Good news for WVU: No more games against Texas this season. Bad news: It’s not impossible that the Mountaineers finish seventh in the league, which history suggests would probably put them in the position to win a few games in the Big 12 Tournament to get into the NCAA Tournament. If WVU were to win the 7-10 game on the first day of the Big 12 Tournament, it could draw Texas as the 2 seed in the quarterfinal round. Sub-optimal. Unless you believe in that silly “hardest thing to do in sports is beat a team three times in a season” axiom.

But let me reiterate: A loss to Texas, even a big one like that one, shouldn’t really change the tenor of the conversations about postseason possibilities.
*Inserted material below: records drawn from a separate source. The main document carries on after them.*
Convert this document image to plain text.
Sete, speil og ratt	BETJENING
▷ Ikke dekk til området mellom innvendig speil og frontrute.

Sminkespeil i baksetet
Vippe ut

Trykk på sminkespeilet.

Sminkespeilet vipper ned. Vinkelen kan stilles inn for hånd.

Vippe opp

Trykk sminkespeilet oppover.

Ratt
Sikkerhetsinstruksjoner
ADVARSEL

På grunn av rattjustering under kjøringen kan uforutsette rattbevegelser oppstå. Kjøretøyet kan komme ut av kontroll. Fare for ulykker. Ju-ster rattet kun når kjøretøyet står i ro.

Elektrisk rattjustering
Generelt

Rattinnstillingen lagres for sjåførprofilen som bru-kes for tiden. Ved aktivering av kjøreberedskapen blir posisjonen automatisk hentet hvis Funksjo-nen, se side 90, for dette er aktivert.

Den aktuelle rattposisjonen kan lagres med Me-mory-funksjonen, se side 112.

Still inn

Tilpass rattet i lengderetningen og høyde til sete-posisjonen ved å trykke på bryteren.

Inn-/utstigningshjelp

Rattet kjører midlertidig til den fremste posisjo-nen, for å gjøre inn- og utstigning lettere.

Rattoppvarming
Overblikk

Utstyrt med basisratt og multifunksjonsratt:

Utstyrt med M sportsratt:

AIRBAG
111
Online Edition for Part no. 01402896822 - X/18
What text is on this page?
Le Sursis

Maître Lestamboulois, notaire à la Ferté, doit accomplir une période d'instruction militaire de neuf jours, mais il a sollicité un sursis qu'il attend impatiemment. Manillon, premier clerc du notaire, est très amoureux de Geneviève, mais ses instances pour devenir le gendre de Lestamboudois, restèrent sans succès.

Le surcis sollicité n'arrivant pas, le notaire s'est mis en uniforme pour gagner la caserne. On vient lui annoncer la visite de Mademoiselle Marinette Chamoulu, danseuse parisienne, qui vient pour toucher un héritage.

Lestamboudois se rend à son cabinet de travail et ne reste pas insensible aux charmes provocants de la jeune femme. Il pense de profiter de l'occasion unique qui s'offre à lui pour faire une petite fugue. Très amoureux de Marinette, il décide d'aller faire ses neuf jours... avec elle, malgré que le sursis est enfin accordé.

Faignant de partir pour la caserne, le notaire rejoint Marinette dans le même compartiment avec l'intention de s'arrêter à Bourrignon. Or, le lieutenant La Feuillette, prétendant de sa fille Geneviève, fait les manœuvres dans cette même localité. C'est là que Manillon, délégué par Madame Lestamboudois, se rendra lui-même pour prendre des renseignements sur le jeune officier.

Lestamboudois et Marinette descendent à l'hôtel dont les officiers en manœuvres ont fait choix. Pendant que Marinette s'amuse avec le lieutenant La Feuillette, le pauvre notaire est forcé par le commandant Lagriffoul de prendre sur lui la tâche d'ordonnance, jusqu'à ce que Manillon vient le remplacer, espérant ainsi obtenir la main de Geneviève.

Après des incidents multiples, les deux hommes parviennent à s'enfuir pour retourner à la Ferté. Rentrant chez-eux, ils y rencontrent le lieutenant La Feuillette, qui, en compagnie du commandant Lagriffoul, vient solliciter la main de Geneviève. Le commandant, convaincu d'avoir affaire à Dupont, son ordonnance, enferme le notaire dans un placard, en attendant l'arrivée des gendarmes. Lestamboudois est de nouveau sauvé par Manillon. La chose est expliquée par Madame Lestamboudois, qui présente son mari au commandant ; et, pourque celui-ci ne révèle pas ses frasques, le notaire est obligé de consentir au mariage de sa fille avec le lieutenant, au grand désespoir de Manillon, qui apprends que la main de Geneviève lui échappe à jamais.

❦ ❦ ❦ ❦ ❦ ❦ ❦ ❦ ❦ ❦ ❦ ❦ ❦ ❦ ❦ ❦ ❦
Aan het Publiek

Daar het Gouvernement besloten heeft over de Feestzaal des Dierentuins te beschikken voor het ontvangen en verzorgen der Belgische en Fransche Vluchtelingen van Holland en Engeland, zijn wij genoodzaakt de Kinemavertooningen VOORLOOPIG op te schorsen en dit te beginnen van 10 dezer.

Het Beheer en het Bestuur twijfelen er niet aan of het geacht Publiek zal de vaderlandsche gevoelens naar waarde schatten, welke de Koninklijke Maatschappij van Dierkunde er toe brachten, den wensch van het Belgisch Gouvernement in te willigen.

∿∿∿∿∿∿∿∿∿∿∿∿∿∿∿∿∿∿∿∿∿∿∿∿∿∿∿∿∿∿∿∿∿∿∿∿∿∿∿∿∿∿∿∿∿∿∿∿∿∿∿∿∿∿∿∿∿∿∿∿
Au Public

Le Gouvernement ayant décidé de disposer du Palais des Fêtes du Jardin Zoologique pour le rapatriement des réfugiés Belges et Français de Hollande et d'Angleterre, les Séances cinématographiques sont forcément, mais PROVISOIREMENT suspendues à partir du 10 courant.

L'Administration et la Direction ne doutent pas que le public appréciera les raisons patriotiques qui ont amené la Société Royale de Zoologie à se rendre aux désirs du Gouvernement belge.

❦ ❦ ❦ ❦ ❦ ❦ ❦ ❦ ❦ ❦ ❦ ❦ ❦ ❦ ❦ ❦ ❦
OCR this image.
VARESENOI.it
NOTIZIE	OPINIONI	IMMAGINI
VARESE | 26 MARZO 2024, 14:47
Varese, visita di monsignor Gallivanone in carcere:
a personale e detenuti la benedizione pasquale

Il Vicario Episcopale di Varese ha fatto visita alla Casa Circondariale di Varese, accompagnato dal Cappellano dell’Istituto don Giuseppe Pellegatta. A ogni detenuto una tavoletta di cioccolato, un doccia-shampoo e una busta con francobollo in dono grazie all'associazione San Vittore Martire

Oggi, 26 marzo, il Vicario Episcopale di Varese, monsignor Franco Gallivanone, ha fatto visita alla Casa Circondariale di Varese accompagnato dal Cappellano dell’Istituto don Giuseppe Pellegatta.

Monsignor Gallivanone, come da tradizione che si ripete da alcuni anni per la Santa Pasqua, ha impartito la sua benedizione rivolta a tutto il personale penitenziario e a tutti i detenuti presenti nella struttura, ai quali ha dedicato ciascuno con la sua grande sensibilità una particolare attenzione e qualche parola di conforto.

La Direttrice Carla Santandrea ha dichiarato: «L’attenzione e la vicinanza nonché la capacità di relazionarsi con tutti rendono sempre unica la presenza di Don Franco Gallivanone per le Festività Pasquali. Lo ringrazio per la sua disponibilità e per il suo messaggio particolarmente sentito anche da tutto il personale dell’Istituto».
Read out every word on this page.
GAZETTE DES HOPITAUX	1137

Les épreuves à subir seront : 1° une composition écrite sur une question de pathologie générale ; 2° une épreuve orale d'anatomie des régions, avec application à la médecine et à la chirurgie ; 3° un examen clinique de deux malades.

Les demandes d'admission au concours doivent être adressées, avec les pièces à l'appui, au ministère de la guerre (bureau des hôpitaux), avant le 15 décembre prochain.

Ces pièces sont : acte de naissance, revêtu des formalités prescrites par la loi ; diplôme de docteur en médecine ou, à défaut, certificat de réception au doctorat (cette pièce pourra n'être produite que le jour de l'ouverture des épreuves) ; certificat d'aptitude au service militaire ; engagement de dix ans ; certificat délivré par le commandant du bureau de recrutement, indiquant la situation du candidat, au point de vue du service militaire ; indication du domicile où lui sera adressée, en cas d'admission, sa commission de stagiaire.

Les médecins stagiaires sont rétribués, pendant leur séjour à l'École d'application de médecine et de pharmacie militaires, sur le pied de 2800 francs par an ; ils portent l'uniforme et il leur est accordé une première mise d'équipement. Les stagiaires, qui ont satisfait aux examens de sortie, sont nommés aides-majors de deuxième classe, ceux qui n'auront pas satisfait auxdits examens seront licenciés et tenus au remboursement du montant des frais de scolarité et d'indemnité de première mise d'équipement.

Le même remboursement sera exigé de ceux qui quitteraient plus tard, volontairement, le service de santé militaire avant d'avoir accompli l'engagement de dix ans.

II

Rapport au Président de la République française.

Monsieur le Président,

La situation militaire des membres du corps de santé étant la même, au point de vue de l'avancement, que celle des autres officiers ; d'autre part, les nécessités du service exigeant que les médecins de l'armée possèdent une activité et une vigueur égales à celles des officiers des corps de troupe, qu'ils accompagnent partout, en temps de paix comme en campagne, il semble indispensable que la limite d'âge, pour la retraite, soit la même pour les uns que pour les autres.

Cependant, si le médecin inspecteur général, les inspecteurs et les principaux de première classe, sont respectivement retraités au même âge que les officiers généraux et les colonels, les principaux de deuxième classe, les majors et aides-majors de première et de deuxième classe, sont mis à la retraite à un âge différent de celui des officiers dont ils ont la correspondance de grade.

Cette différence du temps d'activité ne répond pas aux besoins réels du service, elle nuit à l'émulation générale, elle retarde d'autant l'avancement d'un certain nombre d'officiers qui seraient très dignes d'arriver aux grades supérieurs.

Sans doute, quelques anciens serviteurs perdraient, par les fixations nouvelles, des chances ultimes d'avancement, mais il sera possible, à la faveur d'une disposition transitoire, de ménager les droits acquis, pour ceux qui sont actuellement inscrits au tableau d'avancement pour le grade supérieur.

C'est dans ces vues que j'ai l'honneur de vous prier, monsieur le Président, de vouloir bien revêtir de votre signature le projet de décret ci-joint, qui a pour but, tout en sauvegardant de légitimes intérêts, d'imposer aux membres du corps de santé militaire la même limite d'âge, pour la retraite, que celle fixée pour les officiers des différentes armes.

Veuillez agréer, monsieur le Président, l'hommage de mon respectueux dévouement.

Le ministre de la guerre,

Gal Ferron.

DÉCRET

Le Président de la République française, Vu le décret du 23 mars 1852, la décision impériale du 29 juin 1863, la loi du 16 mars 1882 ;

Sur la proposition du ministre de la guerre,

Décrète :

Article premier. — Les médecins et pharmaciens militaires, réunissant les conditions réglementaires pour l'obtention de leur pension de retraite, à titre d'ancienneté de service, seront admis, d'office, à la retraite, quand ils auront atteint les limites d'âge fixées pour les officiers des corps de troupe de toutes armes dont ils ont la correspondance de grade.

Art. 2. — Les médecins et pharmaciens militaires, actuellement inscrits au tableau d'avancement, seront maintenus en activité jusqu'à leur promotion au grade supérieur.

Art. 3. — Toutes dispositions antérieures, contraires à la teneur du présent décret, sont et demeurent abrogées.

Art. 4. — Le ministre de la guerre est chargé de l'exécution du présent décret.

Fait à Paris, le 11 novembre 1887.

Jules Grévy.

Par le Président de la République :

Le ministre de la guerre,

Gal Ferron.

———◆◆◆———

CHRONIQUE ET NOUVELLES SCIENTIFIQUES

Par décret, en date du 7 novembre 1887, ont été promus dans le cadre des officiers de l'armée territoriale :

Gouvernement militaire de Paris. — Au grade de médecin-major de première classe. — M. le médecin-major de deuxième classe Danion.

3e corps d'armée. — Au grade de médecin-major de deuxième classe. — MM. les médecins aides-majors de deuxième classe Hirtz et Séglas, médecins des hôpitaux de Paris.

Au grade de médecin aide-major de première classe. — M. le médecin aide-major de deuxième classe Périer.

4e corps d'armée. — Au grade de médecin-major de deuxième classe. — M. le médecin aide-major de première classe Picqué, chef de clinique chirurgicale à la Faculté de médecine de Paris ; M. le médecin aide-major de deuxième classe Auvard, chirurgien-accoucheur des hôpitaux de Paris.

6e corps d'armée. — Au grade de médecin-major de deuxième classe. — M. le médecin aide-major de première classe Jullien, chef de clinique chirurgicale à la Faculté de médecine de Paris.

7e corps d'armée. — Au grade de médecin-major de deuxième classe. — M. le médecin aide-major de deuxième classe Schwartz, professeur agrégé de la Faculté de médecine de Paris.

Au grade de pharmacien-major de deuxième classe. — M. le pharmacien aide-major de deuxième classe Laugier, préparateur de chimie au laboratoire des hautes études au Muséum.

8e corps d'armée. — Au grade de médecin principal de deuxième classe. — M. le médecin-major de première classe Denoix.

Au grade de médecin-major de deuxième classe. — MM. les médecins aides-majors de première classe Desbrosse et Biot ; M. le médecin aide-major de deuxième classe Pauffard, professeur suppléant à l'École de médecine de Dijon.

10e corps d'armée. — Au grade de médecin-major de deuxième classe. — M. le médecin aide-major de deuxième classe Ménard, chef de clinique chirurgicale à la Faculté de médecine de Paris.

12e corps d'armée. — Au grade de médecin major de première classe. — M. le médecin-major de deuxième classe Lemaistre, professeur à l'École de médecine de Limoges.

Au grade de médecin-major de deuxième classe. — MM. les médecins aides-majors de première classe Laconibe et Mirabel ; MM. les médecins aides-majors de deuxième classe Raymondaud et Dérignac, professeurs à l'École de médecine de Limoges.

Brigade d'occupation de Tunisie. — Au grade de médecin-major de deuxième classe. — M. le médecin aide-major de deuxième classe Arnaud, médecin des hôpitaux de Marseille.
There are five regular season games left — with updated expected outcomes granting WVU just two wins, but basically a one-possession chance at home against Kansas — and a pretty relevant blueprint for what the Mountaineers must accomplish and avoid.

Last season, the Big 12 had half its league — five of 10 teams — in the NCAA tournament. All of them had at least 20 regular season wins and 11 victories in league play.

WVU would need five wins between its final five regular season games and the Big 12 tournament to reach 20, and to sweep its remaining home schedule and split a pair of tough road games to get to 11 conference victories.

That is a tall task, but don’t discount the Mountaineers if they can’t pull that off. If, say, West Virginia goes 3-2 down the stretch and picks up another win in Kansas City, it’ll be 19-14 overall. Two years ago, when the Mountaineers last reached the NCAA tournament, WVU received an at-large berth at 19-13.

There have been 17 teams reach the Big Dance with 13 losses, 11 of which had fewer than 20 wins.

Only six teams have received an at-large invitation with 14 losses. The last team to pull it off Arizona in 2008, when the Wildcats went 19-14 in the regular season, earned a No. 10 seed in the West Regional and lost in the first round to … West Virginia.